I never want to see an athlete injured. It’s a loss for the athlete, the team, the league and the fans.
That said, when I saw a report of another Yankee injury, my heart dropped assuming it was one of the players on the roster who can win an MVP. I’m not embarrassed to admit, when I saw the Yankees would be without Zack Britton until later this summer, I breathed a sigh of relief. Because from a purely numbers only, analytical standpoint, losing Zack Britton is not a big blow to the Yankees over the course of 162 games.
Don’t misunderstand: Britton is a very good relief pitcher and it always helps to have guys like that around, but if you’re thinking big picture this barely moves the needle on the Yankees 2021 season.
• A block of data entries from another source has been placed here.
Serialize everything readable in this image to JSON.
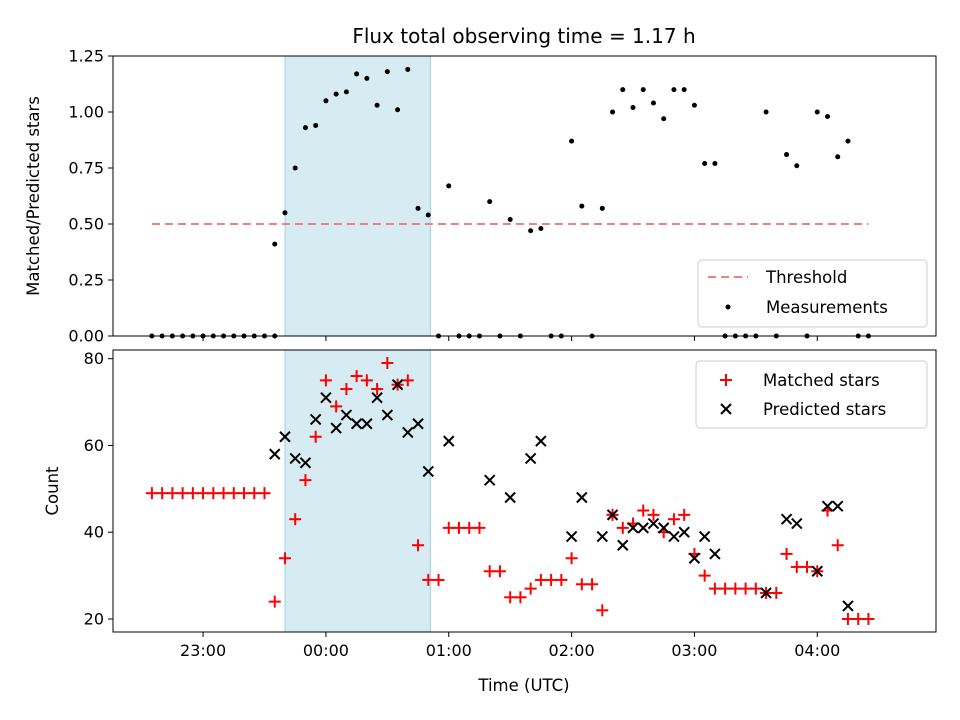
{
  "chart_data": [
    {
      "type": "scatter",
      "title": "Flux total observing time = 1.17 h",
      "xlabel": "",
      "ylabel": "Matched/Predicted stars",
      "ylim": [
        0,
        1.25
      ],
      "yticks": [
        0.0,
        0.25,
        0.5,
        0.75,
        1.0,
        1.25
      ],
      "ytick_labels": [
        "0.00",
        "0.25",
        "0.50",
        "0.75",
        "1.00",
        "1.25"
      ],
      "xlim": [
        "22:16",
        "04:58"
      ],
      "xticks": [
        "23:00",
        "00:00",
        "01:00",
        "02:00",
        "03:00",
        "04:00"
      ],
      "shaded_span": [
        "23:40",
        "00:51"
      ],
      "threshold": {
        "name": "Threshold",
        "y": 0.5,
        "x_range": [
          "22:35",
          "04:25"
        ],
        "color": "#f08080"
      },
      "legend_position": "lower-right",
      "series": [
        {
          "name": "Measurements",
          "color": "#000000",
          "points": [
            [
              "22:35",
              0
            ],
            [
              "22:40",
              0
            ],
            [
              "22:45",
              0
            ],
            [
              "22:50",
              0
            ],
            [
              "22:55",
              0
            ],
            [
              "23:00",
              0
            ],
            [
              "23:05",
              0
            ],
            [
              "23:10",
              0
            ],
            [
              "23:15",
              0
            ],
            [
              "23:20",
              0
            ],
            [
              "23:25",
              0
            ],
            [
              "23:30",
              0
            ],
            [
              "23:35",
              0
            ],
            [
              "23:35",
              0.41
            ],
            [
              "23:40",
              0.55
            ],
            [
              "23:45",
              0.75
            ],
            [
              "23:50",
              0.93
            ],
            [
              "23:55",
              0.94
            ],
            [
              "00:00",
              1.05
            ],
            [
              "00:05",
              1.08
            ],
            [
              "00:10",
              1.09
            ],
            [
              "00:15",
              1.17
            ],
            [
              "00:20",
              1.15
            ],
            [
              "00:25",
              1.03
            ],
            [
              "00:30",
              1.18
            ],
            [
              "00:35",
              1.01
            ],
            [
              "00:40",
              1.19
            ],
            [
              "00:45",
              0.57
            ],
            [
              "00:50",
              0.54
            ],
            [
              "00:55",
              0
            ],
            [
              "01:00",
              0.67
            ],
            [
              "01:05",
              0
            ],
            [
              "01:10",
              0
            ],
            [
              "01:15",
              0
            ],
            [
              "01:20",
              0.6
            ],
            [
              "01:25",
              0
            ],
            [
              "01:30",
              0.52
            ],
            [
              "01:35",
              0
            ],
            [
              "01:40",
              0.47
            ],
            [
              "01:45",
              0.48
            ],
            [
              "01:50",
              0
            ],
            [
              "01:55",
              0
            ],
            [
              "02:00",
              0.87
            ],
            [
              "02:05",
              0.58
            ],
            [
              "02:10",
              0
            ],
            [
              "02:15",
              0.57
            ],
            [
              "02:20",
              1.0
            ],
            [
              "02:25",
              1.1
            ],
            [
              "02:30",
              1.02
            ],
            [
              "02:35",
              1.1
            ],
            [
              "02:40",
              1.04
            ],
            [
              "02:45",
              0.97
            ],
            [
              "02:50",
              1.1
            ],
            [
              "02:55",
              1.1
            ],
            [
              "03:00",
              1.03
            ],
            [
              "03:05",
              0.77
            ],
            [
              "03:10",
              0.77
            ],
            [
              "03:15",
              0
            ],
            [
              "03:20",
              0
            ],
            [
              "03:25",
              0
            ],
            [
              "03:30",
              0
            ],
            [
              "03:35",
              1.0
            ],
            [
              "03:40",
              0
            ],
            [
              "03:45",
              0.81
            ],
            [
              "03:50",
              0.76
            ],
            [
              "03:55",
              0
            ],
            [
              "04:00",
              1.0
            ],
            [
              "04:05",
              0.98
            ],
            [
              "04:10",
              0.8
            ],
            [
              "04:15",
              0.87
            ],
            [
              "04:20",
              0
            ],
            [
              "04:25",
              0
            ]
          ]
        }
      ],
      "legend": [
        "Threshold",
        "Measurements"
      ]
    },
    {
      "type": "scatter",
      "title": "",
      "xlabel": "Time (UTC)",
      "ylabel": "Count",
      "ylim": [
        17,
        82
      ],
      "yticks": [
        20,
        40,
        60,
        80
      ],
      "ytick_labels": [
        "20",
        "40",
        "60",
        "80"
      ],
      "xlim": [
        "22:16",
        "04:58"
      ],
      "xticks": [
        "23:00",
        "00:00",
        "01:00",
        "02:00",
        "03:00",
        "04:00"
      ],
      "xtick_labels": [
        "23:00",
        "00:00",
        "01:00",
        "02:00",
        "03:00",
        "04:00"
      ],
      "shaded_span": [
        "23:40",
        "00:51"
      ],
      "legend_position": "upper-right",
      "series": [
        {
          "name": "Matched stars",
          "marker": "plus",
          "color": "#ff0000",
          "points": [
            [
              "22:35",
              49
            ],
            [
              "22:40",
              49
            ],
            [
              "22:45",
              49
            ],
            [
              "22:50",
              49
            ],
            [
              "22:55",
              49
            ],
            [
              "23:00",
              49
            ],
            [
              "23:05",
              49
            ],
            [
              "23:10",
              49
            ],
            [
              "23:15",
              49
            ],
            [
              "23:20",
              49
            ],
            [
              "23:25",
              49
            ],
            [
              "23:30",
              49
            ],
            [
              "23:35",
              24
            ],
            [
              "23:40",
              34
            ],
            [
              "23:45",
              43
            ],
            [
              "23:50",
              52
            ],
            [
              "23:55",
              62
            ],
            [
              "00:00",
              75
            ],
            [
              "00:05",
              69
            ],
            [
              "00:10",
              73
            ],
            [
              "00:15",
              76
            ],
            [
              "00:20",
              75
            ],
            [
              "00:25",
              73
            ],
            [
              "00:30",
              79
            ],
            [
              "00:35",
              74
            ],
            [
              "00:40",
              75
            ],
            [
              "00:45",
              37
            ],
            [
              "00:50",
              29
            ],
            [
              "00:55",
              29
            ],
            [
              "01:00",
              41
            ],
            [
              "01:05",
              41
            ],
            [
              "01:10",
              41
            ],
            [
              "01:15",
              41
            ],
            [
              "01:20",
              31
            ],
            [
              "01:25",
              31
            ],
            [
              "01:30",
              25
            ],
            [
              "01:35",
              25
            ],
            [
              "01:40",
              27
            ],
            [
              "01:45",
              29
            ],
            [
              "01:50",
              29
            ],
            [
              "01:55",
              29
            ],
            [
              "02:00",
              34
            ],
            [
              "02:05",
              28
            ],
            [
              "02:10",
              28
            ],
            [
              "02:15",
              22
            ],
            [
              "02:20",
              44
            ],
            [
              "02:25",
              41
            ],
            [
              "02:30",
              42
            ],
            [
              "02:35",
              45
            ],
            [
              "02:40",
              44
            ],
            [
              "02:45",
              40
            ],
            [
              "02:50",
              43
            ],
            [
              "02:55",
              44
            ],
            [
              "03:00",
              35
            ],
            [
              "03:05",
              30
            ],
            [
              "03:10",
              27
            ],
            [
              "03:15",
              27
            ],
            [
              "03:20",
              27
            ],
            [
              "03:25",
              27
            ],
            [
              "03:30",
              27
            ],
            [
              "03:35",
              26
            ],
            [
              "03:40",
              26
            ],
            [
              "03:45",
              35
            ],
            [
              "03:50",
              32
            ],
            [
              "03:55",
              32
            ],
            [
              "04:00",
              31
            ],
            [
              "04:05",
              45
            ],
            [
              "04:10",
              37
            ],
            [
              "04:15",
              20
            ],
            [
              "04:20",
              20
            ],
            [
              "04:25",
              20
            ]
          ]
        },
        {
          "name": "Predicted stars",
          "marker": "x",
          "color": "#000000",
          "points": [
            [
              "23:35",
              58
            ],
            [
              "23:40",
              62
            ],
            [
              "23:45",
              57
            ],
            [
              "23:50",
              56
            ],
            [
              "23:55",
              66
            ],
            [
              "00:00",
              71
            ],
            [
              "00:05",
              64
            ],
            [
              "00:10",
              67
            ],
            [
              "00:15",
              65
            ],
            [
              "00:20",
              65
            ],
            [
              "00:25",
              71
            ],
            [
              "00:30",
              67
            ],
            [
              "00:35",
              74
            ],
            [
              "00:40",
              63
            ],
            [
              "00:45",
              65
            ],
            [
              "00:50",
              54
            ],
            [
              "01:00",
              61
            ],
            [
              "01:20",
              52
            ],
            [
              "01:30",
              48
            ],
            [
              "01:40",
              57
            ],
            [
              "01:45",
              61
            ],
            [
              "02:00",
              39
            ],
            [
              "02:05",
              48
            ],
            [
              "02:15",
              39
            ],
            [
              "02:20",
              44
            ],
            [
              "02:25",
              37
            ],
            [
              "02:30",
              41
            ],
            [
              "02:35",
              41
            ],
            [
              "02:40",
              42
            ],
            [
              "02:45",
              41
            ],
            [
              "02:50",
              39
            ],
            [
              "02:55",
              40
            ],
            [
              "03:00",
              34
            ],
            [
              "03:05",
              39
            ],
            [
              "03:10",
              35
            ],
            [
              "03:35",
              26
            ],
            [
              "03:45",
              43
            ],
            [
              "03:50",
              42
            ],
            [
              "04:00",
              31
            ],
            [
              "04:05",
              46
            ],
            [
              "04:10",
              46
            ],
            [
              "04:15",
              23
            ]
          ]
        }
      ],
      "legend": [
        "Matched stars",
        "Predicted stars"
      ]
    }
  ]
}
To begin with, relief pitchers in general are not as important as you think they are – nowhere near as important as starting pitchers or position players. You only think relievers are extremely valuable because when they screw up, it usually means the end of the game. Trust me, when your starter screws up in the 2nd inning, it’s just as bad as when your set up guy screws up in the 8th – it just doesn’t seem that way because we all love to place importance on the sequence of events.
I’ve written it here previously, but this is a good time to remind everyone: The last four World Series have been closed out with starting pitchers on the mound. That tells you everything you need to know about how teams view the value of relief pitchers.
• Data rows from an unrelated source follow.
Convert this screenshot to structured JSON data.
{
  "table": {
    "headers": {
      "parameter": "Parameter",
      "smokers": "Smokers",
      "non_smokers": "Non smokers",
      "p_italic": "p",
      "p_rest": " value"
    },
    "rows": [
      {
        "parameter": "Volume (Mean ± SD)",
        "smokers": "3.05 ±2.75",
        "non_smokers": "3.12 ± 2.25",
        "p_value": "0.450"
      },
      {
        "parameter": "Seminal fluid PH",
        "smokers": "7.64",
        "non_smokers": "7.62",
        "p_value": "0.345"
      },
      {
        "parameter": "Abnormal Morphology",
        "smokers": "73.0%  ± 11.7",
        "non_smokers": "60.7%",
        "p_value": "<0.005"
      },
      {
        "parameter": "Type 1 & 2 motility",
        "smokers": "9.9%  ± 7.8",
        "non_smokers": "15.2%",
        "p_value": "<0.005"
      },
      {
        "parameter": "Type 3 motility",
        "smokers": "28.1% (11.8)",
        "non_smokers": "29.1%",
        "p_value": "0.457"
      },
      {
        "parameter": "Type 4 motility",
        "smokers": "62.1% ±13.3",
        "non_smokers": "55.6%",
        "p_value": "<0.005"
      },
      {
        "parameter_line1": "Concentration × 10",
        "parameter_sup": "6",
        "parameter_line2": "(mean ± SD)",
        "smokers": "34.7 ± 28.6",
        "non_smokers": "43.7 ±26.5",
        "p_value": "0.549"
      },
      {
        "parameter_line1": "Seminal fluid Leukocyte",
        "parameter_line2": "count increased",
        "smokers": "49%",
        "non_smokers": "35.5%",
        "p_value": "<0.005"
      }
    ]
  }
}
Secondly, since Britton was acquired in 2018, his value to the Yankees comes out to between 1.5 and 2.0 WAR per 162 games, depending on how many innings he was going to pitch. Again, not insignificant, but replaceable. Whoever his replacement is, even if he isn’t as good as Britton, should pick up some of that missed WAR so we’re really talking about 1 team win per season over 162. (Incidentally, if you’re worried about not having a lefty to come in to face tough lefty batters, I’ve got news for you: Left handed batters’ OPS+ versus Tyler Lyons is lower than against Britton over their careers.)
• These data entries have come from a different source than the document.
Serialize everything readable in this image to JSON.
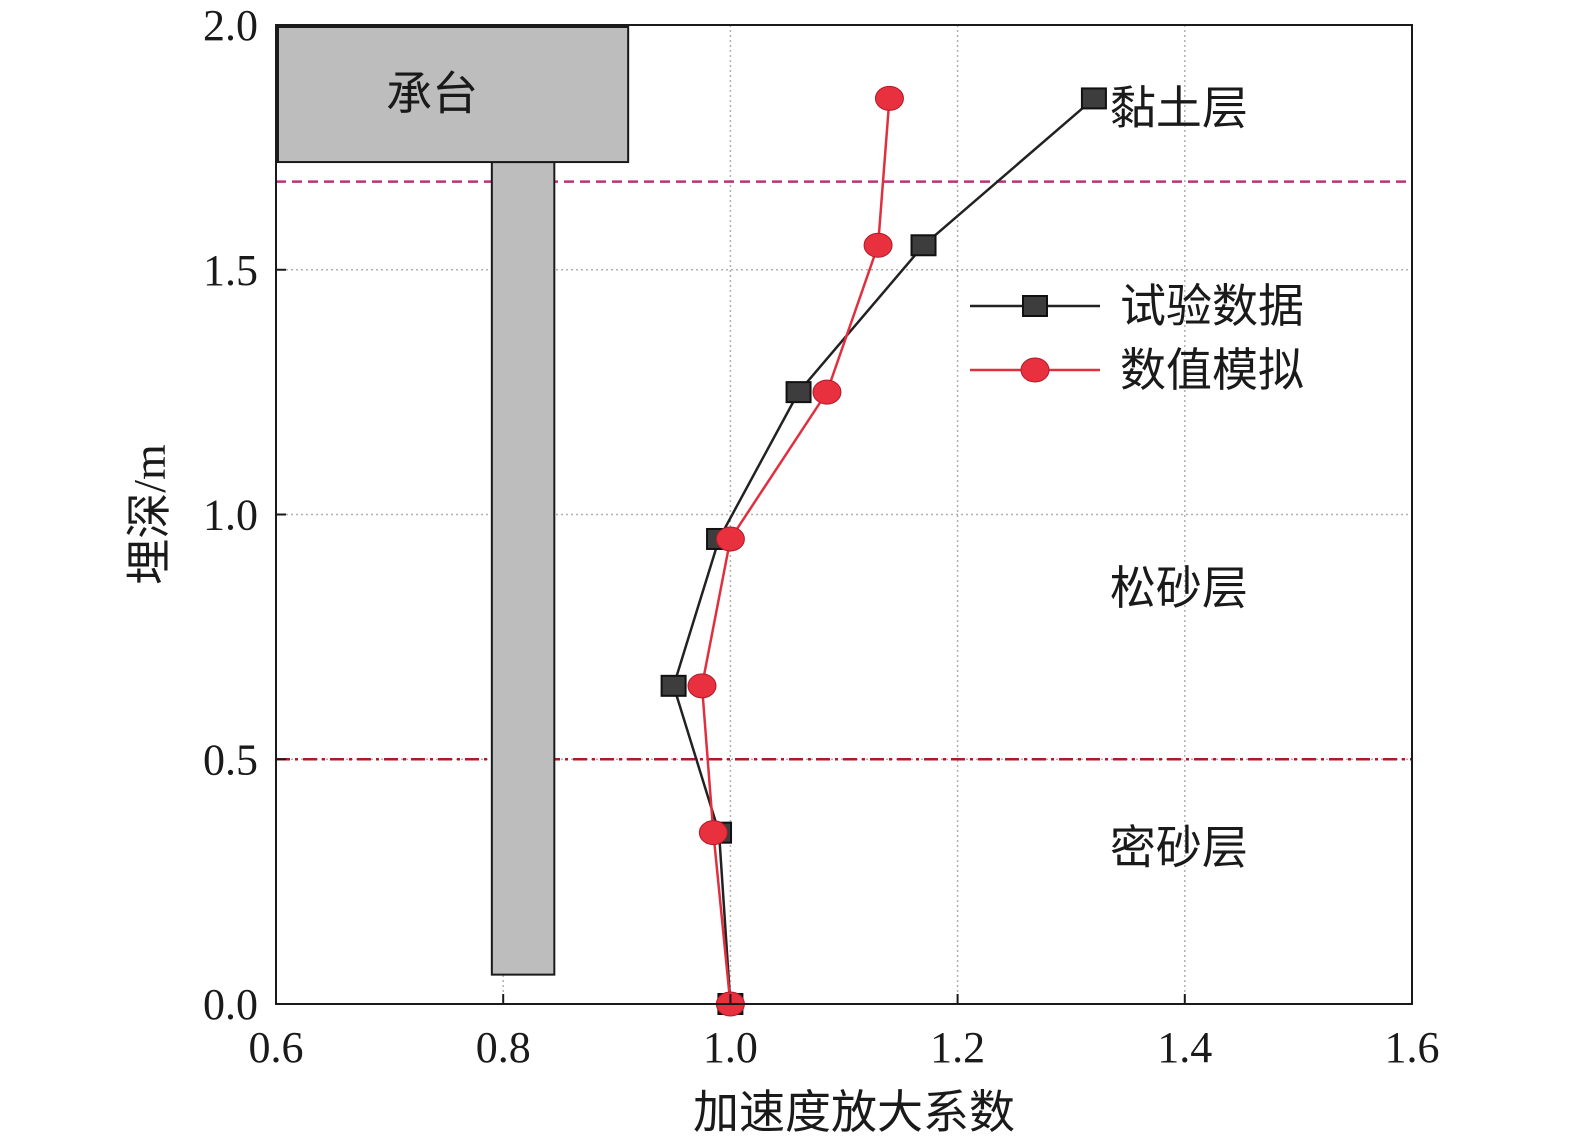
{
  "chart_data": {
    "type": "line",
    "title": "",
    "xlabel": "加速度放大系数",
    "ylabel": "埋深/m",
    "xlim": [
      0.6,
      1.6
    ],
    "ylim": [
      0.0,
      2.0
    ],
    "xticks": [
      "0.6",
      "0.8",
      "1.0",
      "1.2",
      "1.4",
      "1.6"
    ],
    "yticks": [
      "0.0",
      "0.5",
      "1.0",
      "1.5",
      "2.0"
    ],
    "grid": "dotted",
    "legend_position": "right",
    "series": [
      {
        "name": "试验数据",
        "marker": "square",
        "color": "#222222",
        "marker_color": "#3d3d3d",
        "points": [
          {
            "x": 1.32,
            "y": 1.85
          },
          {
            "x": 1.17,
            "y": 1.55
          },
          {
            "x": 1.06,
            "y": 1.25
          },
          {
            "x": 0.99,
            "y": 0.95
          },
          {
            "x": 0.95,
            "y": 0.65
          },
          {
            "x": 0.99,
            "y": 0.35
          },
          {
            "x": 1.0,
            "y": 0.0
          }
        ]
      },
      {
        "name": "数值模拟",
        "marker": "circle",
        "color": "#e0303f",
        "marker_color": "#e8303f",
        "points": [
          {
            "x": 1.14,
            "y": 1.85
          },
          {
            "x": 1.13,
            "y": 1.55
          },
          {
            "x": 1.085,
            "y": 1.25
          },
          {
            "x": 1.0,
            "y": 0.95
          },
          {
            "x": 0.975,
            "y": 0.65
          },
          {
            "x": 0.985,
            "y": 0.35
          },
          {
            "x": 1.0,
            "y": 0.0
          }
        ]
      }
    ],
    "reference_lines": [
      {
        "y": 1.68,
        "style": "dashed",
        "color": "#c0307a"
      },
      {
        "y": 0.5,
        "style": "dash-dot",
        "color": "#b01a24"
      }
    ],
    "structures": {
      "cap": {
        "label": "承台",
        "x0": 0.6,
        "x1": 0.91,
        "y0": 1.72,
        "y1": 2.0,
        "color": "#bdbdbd"
      },
      "pile": {
        "x0": 0.79,
        "x1": 0.845,
        "y0": 0.06,
        "y1": 1.72,
        "color": "#bdbdbd"
      }
    },
    "zone_labels": [
      {
        "text": "黏土层",
        "x": 1.43,
        "y": 1.83
      },
      {
        "text": "松砂层",
        "x": 1.43,
        "y": 0.85
      },
      {
        "text": "密砂层",
        "x": 1.43,
        "y": 0.32
      }
    ]
  }
}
Britton’s strength is that he’s a known and reliable commodity, which is why the Yankees are willing to spend $13 million annually on him instead of rolling the dice on a kid with great stuff who is untested.
But he’s also a great example, if I may get on my high horse and preach for a moment, of why WAR is a great stat and if you dismiss it you’re being silly. It tells you – not exactly but pretty damn close – how many wins over 162 games a player is worth to your favorite team. Knowing that, although we’ll miss watching Britton pitch, there’s no reason to get our pinstriped panties into a bunch over his elbow.
If Judge, Stanton, DJ or Cole – guys for whom an “OK” season is 4 or 5 WAR but if things are right are worth 7 or 8 WAR – get injured, then you panic.